Geografía de un carácter
La cocina en algunos territorios tiene algo de heroicidad. Las tierras exhaustas y mal comunicadas son un ejemplo de tradición e imaginación.
Unas calandrias marcan su trayectoria en la distancia con un aleteo fuerte e intenso que se alterna con los acrobáticos giros de unas alondras y el vuelo rápido y sonoro de una paloma que se aproxima a un palomar asentado en la inmensidad del páramo. Es una escena que se repite desde la época romana, cuando se racionalizó la agricultura e inició la cría de pichones, como una actividad complementaria a la misma.

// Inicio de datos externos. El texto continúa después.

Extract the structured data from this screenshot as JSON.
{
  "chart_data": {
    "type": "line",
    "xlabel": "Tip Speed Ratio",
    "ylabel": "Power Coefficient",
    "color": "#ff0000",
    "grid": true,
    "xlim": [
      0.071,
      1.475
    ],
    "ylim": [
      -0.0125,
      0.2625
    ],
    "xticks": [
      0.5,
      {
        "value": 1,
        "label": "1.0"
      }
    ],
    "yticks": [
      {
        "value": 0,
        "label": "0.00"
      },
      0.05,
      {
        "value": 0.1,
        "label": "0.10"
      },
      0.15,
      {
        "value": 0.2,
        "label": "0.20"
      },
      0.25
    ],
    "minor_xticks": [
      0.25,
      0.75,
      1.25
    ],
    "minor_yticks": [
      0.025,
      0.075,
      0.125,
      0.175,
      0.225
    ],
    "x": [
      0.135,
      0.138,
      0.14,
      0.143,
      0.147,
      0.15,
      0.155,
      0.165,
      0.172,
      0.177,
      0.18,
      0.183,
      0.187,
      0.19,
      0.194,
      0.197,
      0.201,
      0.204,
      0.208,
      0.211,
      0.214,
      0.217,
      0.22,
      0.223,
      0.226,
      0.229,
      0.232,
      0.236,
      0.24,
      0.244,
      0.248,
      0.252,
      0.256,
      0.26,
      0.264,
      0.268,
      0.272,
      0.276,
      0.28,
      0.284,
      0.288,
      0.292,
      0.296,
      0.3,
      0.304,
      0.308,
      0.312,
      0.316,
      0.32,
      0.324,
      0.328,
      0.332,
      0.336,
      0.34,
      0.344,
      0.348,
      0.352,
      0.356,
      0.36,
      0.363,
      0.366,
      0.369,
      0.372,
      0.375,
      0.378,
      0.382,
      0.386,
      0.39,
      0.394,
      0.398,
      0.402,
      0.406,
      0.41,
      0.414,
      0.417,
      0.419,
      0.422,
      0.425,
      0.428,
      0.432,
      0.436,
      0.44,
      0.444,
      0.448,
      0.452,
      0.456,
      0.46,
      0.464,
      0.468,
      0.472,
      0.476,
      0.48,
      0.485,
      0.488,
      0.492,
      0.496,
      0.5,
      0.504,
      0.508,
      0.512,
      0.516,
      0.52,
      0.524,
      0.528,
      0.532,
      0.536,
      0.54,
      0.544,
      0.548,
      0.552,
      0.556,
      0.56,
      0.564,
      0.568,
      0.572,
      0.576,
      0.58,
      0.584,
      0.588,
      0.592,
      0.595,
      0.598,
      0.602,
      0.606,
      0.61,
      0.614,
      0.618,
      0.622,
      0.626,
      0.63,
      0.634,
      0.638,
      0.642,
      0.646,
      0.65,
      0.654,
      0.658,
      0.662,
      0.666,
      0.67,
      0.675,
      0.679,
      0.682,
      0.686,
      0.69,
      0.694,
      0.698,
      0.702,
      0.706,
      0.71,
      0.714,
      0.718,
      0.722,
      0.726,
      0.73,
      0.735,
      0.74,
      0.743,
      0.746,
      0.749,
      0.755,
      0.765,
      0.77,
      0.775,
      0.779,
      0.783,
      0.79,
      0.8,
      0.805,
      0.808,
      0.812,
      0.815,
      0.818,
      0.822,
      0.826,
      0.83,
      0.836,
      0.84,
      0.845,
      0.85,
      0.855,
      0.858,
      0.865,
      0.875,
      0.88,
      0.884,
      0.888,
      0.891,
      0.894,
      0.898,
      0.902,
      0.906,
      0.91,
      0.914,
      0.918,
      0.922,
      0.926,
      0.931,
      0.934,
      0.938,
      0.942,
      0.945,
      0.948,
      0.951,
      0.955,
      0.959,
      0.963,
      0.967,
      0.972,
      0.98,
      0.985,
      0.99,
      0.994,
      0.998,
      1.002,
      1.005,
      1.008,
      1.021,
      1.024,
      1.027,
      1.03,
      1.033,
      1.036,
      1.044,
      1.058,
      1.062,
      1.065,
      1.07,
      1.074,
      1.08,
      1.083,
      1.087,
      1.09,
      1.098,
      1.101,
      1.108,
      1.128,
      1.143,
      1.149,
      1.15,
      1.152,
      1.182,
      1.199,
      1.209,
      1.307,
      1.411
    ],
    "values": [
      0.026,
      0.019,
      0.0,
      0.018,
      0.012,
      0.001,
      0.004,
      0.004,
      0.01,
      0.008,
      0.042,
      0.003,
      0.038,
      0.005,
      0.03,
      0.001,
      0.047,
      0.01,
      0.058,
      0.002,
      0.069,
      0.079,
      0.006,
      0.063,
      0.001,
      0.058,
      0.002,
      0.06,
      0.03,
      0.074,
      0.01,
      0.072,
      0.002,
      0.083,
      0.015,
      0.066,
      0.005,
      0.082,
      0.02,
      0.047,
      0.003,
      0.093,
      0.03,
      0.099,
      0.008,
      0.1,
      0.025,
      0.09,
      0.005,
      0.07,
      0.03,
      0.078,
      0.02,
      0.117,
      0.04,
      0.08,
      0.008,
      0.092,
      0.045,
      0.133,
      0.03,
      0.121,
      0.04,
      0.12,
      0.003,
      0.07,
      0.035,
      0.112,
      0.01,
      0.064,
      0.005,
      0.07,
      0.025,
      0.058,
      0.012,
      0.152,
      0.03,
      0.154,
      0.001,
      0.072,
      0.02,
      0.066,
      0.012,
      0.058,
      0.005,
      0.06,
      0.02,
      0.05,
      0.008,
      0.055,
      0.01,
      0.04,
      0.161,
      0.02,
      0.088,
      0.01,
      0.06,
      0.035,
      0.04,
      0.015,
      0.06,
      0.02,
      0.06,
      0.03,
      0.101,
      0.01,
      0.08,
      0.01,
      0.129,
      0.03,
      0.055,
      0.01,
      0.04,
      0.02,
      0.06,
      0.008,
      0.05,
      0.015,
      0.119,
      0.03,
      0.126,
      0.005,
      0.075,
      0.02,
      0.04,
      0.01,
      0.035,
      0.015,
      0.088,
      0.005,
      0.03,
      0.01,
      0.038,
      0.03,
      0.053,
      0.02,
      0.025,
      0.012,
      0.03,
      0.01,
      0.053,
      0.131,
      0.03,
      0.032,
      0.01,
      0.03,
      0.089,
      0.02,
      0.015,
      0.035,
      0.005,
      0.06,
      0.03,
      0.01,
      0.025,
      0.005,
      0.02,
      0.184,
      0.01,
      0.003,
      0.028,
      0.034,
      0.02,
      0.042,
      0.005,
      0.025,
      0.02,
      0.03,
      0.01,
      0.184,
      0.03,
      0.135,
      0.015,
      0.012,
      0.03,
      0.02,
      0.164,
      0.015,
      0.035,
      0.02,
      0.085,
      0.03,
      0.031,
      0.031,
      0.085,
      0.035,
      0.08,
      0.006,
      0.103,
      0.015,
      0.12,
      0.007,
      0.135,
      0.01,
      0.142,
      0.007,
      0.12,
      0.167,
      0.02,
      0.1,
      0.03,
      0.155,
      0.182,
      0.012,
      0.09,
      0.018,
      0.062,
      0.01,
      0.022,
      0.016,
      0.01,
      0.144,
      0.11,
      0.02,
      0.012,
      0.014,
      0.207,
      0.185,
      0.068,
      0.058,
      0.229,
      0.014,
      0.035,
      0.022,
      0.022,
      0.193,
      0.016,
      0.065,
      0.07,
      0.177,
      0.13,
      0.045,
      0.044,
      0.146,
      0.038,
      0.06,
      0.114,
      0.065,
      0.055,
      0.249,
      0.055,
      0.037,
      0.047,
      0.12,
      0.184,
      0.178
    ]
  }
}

Las limitaciones propias de un lugar, para algunas personas, pesan menos que la voluntad de vencerlas. Por eso contribuyen a modelar el talante, que en el caso de Castilla está sembrado de estereotipos. En su libro La Tierra de Campos, el escritor y pensador Ricardo Macías Picavea sostiene que el carácter castellano es de una actitud escéptica y recelosa de todo, quizá influenciado por ese medio físico mesetario y en el tiempo en que lo escribió, a finales del siglo XIX, por la confluencia del mismo con la estructura social y la nada fácil mentalidad de la época. Tierras rigurosas, exhaustas, mal comunicadas, que delineaban la orografía espiritual de unos pobladores que tras las extensas llanuras abiertas percibían un horizonte de desatención. Tiempos en los que el frigorífico era el territorio y la gente se alimentaba con lo que tenía a mano. Campos de relieve plano, como unas rentas a menudo también planas, ajenas a los vaivenes de la economía. El éxodo comienza en la mente y se advierte en el censo cuando los alicientes no se riegan apropiadamente y dan forma a un inventario de factores que quiebran el porvenir. Por eso no es de extrañar que Ricardo Macías Picavea fuese también geógrafo. Seguramente porque entendió pronto que el clima, la ubicación y la disponibilidad de recursos naturales son determinantes a la hora de desarrollar un lugar, aunque nunca tanto como la determinación de sus moradores.
El hombre que defendía que el problema antropológico de fondo padecido por los españoles es su pesimismo configuró sus inquietudes regeneracionistas en dos tomos que dan forma a ese ensayo narrado, ambientado en las crisis agrarias de finales del siglo XIX. La Tierra de Campos se basa en la observación del mundo rural castellano. Fue concebida como una novela histórica y positiva, aunque traza una perspectiva que personalmente encuentro desalentadora. Más de un siglo después, en este territorio que acoge 165 términos municipales de entre 100 y 500 habitantes de las provincias de Zamora, Palencia, Valladolid y León, las cosas han cambiado. Quizá se mantenga el alma taciturna de las gentes, que han perdido más de la mitad de su población, aunque van viendo germinar iniciativas que tal vez no aferren a los residentes al territorio, pero sí anclan el entusiasmo de personas que no somos de allí.
Hace unos meses se anunció que reabría el único matadero de pichones de la provincia de Zamora, junto a la noticia de la creación de la Cooperativa de Pichones de Castilla y León, auspiciado, entre otros, por Luis Alberto Lera. Su restaurante Lera, con dos soles Repsol, es uno de los grandes referentes del mundo en la lectura contemporánea de la cocina cinegética, hasta el punto de haber logrado colocar a Castroverde de Campos en el listado de pueblos gastronómicos elaborado por National Geographic. Conseguir iluminar con el brillo del deseo un mundo ansioso de valores culinarios diferenciales puede ser un respaldo en la reivindicación de una zona que, junto a las tierras de labor y los cotos de caza, cuenta con un legado cultural extraordinario. Castillos, iglesias de porte catedralicio, torres, arte mudéjar, bodegas bajo tierra y, sobre todo, palomares antiguos que guían hacia el futuro.
Si los intereses de la boca sirven para que esta se abra maravillada ante un patrimonio oculto bajo los tópicos de los viajes de impacto y de mar y playa, la cocina se habrá ganado su renombre. La gastronomía puede vertebrar gran parte de la cadena de valor de una región, dando a conocer, incluso regenerando, sus productos, personas y tradiciones. Es la experiencia de una cultura a través de la identidad que desnuda un recetario que dibuja el porvenir de la larga planicie. Parafraseando a Macías Picavea: quienes no perecen en el intento de instaurar una utopía acaban por marchar a un exilio voluntario.